Technical Analysis: Losing Support at 74,500 Could Test $68,000
(Source: Trading View)
Bitcoin is testing its final support zone between $74,500 and $76,500. This zone was a strong demand area in April 2025, after which Bitcoin’s price surged by about 70%. The importance of this historical support lies in the fact that it represents a cost basis cluster for many investors. When prices fall back to these levels, previous buyers often add to their positions or hold firm, creating buying support.
As of Monday, the daily Relative Strength Index (RSI) for this cryptocurrency is severely oversold, increasing the possibility of a short-term rebound. When RSI reaches extreme oversold levels, it often signals that selling momentum is exhausted, and a technical bounce could occur at any time. However, in a strong downtrend, RSI can remain in oversold territory for weeks, so oversold conditions alone do not justify immediate buying.
If overall risk sentiment improves, especially after strong tech earnings later this week, BTC/USD could attempt a rebound toward its 20-day moving average (above $86,000). This would represent roughly a 15% bounce from current levels. The 20-day moving average is a key short-term trend indicator; regaining it would significantly improve the technical outlook.
Alternatively, the price may consolidate within the $74,500 to $76,500 range, as the market searches for direction. Such sideways movement is common for digesting selling pressure; if it stabilizes for several days, it could set the stage for a subsequent rebound. If the price breaks decisively below support, it could open the door to testing the $70,000 psychological level, with further downside potentially testing $68,000 (200-week moving average).

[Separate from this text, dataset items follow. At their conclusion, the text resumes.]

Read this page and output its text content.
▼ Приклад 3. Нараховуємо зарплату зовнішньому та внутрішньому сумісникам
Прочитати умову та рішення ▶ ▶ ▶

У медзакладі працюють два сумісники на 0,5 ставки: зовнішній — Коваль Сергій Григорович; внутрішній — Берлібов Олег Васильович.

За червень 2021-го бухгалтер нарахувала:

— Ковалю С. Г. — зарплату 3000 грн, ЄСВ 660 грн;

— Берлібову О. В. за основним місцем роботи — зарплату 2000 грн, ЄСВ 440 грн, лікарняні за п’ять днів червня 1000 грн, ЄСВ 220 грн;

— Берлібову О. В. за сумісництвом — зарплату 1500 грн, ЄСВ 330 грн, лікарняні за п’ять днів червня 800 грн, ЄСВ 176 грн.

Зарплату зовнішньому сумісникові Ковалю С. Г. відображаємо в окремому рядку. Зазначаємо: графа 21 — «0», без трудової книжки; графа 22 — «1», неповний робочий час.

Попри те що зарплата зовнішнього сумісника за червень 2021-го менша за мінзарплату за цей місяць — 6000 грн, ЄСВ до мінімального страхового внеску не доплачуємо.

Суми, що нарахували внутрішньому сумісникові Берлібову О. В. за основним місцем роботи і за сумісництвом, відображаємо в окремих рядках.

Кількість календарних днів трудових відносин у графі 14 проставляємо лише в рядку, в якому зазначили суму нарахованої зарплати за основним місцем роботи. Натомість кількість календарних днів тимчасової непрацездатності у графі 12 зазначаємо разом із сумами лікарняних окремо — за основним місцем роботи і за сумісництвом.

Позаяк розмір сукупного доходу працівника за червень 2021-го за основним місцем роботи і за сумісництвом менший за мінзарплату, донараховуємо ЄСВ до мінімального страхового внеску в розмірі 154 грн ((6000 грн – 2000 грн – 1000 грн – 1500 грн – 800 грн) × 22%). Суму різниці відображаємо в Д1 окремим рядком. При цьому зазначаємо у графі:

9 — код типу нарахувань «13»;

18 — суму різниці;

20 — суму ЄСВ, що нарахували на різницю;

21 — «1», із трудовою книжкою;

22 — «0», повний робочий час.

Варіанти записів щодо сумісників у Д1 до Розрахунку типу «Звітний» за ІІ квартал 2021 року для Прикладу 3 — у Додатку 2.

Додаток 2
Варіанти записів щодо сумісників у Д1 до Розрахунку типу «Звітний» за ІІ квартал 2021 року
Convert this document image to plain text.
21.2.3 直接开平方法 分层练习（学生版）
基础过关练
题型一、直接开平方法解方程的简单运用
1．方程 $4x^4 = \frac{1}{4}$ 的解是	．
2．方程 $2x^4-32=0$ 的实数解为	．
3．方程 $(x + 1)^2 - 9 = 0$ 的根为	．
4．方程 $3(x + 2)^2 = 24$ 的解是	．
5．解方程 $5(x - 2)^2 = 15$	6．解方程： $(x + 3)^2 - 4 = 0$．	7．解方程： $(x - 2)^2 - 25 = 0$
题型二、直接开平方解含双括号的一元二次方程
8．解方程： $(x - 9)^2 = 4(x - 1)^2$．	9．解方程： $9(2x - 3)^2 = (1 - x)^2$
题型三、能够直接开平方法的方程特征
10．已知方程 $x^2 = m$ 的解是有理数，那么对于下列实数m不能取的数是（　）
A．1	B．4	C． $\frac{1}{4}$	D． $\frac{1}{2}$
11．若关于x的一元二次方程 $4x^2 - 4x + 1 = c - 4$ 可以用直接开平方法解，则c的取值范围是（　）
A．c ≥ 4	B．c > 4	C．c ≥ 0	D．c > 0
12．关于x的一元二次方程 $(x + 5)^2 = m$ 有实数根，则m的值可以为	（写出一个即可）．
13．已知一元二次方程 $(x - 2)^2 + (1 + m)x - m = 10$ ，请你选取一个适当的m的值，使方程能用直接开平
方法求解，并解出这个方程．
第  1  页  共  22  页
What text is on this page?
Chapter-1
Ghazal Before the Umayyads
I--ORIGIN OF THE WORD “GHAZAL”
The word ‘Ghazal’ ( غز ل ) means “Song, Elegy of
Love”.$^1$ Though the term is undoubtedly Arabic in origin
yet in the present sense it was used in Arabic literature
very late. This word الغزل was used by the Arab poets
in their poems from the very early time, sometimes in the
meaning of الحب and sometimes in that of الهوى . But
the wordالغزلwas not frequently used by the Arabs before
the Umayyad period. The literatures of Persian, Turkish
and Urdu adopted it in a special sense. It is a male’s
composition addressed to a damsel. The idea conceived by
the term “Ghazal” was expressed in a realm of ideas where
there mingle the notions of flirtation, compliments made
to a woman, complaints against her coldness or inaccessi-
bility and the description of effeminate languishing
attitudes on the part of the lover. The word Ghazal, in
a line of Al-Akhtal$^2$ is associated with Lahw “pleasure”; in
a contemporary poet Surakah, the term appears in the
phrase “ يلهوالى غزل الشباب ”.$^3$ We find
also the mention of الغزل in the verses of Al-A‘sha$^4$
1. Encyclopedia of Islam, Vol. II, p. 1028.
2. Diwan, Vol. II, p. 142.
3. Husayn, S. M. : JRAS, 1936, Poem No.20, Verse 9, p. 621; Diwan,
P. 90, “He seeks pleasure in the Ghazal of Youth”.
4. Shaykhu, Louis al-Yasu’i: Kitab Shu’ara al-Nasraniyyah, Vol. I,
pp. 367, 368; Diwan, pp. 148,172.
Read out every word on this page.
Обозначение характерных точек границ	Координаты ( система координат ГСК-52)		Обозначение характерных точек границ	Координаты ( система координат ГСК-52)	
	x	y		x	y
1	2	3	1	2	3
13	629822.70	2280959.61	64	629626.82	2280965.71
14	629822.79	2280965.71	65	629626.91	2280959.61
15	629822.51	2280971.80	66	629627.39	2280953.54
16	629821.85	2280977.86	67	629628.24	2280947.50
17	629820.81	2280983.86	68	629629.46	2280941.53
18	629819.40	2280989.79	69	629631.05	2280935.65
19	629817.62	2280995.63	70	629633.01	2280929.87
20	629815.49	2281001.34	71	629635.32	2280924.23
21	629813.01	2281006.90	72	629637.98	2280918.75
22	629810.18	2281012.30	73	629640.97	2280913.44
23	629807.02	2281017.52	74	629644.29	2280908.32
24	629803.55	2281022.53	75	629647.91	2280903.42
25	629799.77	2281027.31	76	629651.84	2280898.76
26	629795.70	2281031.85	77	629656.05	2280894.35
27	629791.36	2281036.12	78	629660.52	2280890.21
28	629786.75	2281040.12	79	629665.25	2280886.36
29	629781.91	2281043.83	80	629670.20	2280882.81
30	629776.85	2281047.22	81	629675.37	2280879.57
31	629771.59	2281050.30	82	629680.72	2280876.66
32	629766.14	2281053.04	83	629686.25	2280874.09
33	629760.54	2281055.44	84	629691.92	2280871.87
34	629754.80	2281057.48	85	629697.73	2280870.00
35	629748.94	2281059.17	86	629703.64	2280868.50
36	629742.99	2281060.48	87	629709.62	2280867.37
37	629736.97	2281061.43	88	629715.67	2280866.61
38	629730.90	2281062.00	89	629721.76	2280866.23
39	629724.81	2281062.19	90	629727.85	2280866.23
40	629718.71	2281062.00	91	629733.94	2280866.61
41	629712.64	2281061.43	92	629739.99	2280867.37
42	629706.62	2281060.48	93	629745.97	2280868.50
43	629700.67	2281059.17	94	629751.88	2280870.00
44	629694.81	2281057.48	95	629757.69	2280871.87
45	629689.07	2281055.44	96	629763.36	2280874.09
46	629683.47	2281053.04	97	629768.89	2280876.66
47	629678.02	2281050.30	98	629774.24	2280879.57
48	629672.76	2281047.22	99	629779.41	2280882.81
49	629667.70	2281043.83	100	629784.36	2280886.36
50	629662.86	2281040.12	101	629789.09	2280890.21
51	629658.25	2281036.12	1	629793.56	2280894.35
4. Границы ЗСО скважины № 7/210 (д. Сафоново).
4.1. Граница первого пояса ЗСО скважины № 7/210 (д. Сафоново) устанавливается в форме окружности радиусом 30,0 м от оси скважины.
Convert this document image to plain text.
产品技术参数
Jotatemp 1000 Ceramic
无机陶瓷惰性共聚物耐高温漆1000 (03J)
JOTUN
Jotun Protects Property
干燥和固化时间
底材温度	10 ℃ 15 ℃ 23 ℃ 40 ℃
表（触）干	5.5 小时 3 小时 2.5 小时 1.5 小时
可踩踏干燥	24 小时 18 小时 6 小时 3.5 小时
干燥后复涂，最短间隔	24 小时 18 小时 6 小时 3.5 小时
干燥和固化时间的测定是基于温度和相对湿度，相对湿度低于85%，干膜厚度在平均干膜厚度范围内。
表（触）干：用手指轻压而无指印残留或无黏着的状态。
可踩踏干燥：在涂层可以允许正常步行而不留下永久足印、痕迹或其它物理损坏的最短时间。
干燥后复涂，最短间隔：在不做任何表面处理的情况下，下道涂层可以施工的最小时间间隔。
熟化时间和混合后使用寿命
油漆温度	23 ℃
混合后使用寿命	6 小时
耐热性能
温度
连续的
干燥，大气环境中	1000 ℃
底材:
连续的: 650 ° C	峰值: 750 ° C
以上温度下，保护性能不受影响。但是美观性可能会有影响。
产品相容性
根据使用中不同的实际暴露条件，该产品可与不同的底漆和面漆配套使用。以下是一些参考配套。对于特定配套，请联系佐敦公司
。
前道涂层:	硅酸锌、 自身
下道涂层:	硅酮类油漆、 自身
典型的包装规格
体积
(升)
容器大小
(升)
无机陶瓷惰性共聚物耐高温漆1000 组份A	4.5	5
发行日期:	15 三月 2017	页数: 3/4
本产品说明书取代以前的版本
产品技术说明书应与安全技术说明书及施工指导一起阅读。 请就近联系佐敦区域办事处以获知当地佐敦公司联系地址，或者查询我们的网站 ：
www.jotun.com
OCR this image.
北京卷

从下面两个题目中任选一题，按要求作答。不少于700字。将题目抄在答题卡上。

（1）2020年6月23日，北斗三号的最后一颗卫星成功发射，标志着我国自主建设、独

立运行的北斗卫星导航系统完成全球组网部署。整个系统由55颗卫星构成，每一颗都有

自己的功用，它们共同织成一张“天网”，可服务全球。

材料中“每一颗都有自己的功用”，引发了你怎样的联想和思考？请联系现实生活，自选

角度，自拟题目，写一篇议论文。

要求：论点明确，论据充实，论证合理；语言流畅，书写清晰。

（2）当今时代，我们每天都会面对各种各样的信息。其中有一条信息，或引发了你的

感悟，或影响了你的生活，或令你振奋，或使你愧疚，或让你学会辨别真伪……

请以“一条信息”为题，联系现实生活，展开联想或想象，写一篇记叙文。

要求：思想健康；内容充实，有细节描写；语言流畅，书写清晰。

From Bitcoin today’s weekly outlook, an extremely bearish view suggests that Bitcoin is repeating its four-year cycle structure, which could lead to further declines toward the 200-week moving average, around $68,000. Historical data shows that during mid to late cycle corrections in past four-year cycles, retracements to this long-term average are common. Such volatility may feel intense now, but it often signals the selling pressure is waning and the market is bottoming out.
The $68,000 target is based on the four-year cycle theory. Bitcoin has experienced multiple four-year cycles, each containing bull markets, peaks, bear markets, and bottoms. If currently in mid-cycle correction, retracing to the 200-week moving average is typical. This long-term average has historically provided strong support, with bottoms in 2022 and rebounds after the 2020 pandemic crash starting from this level.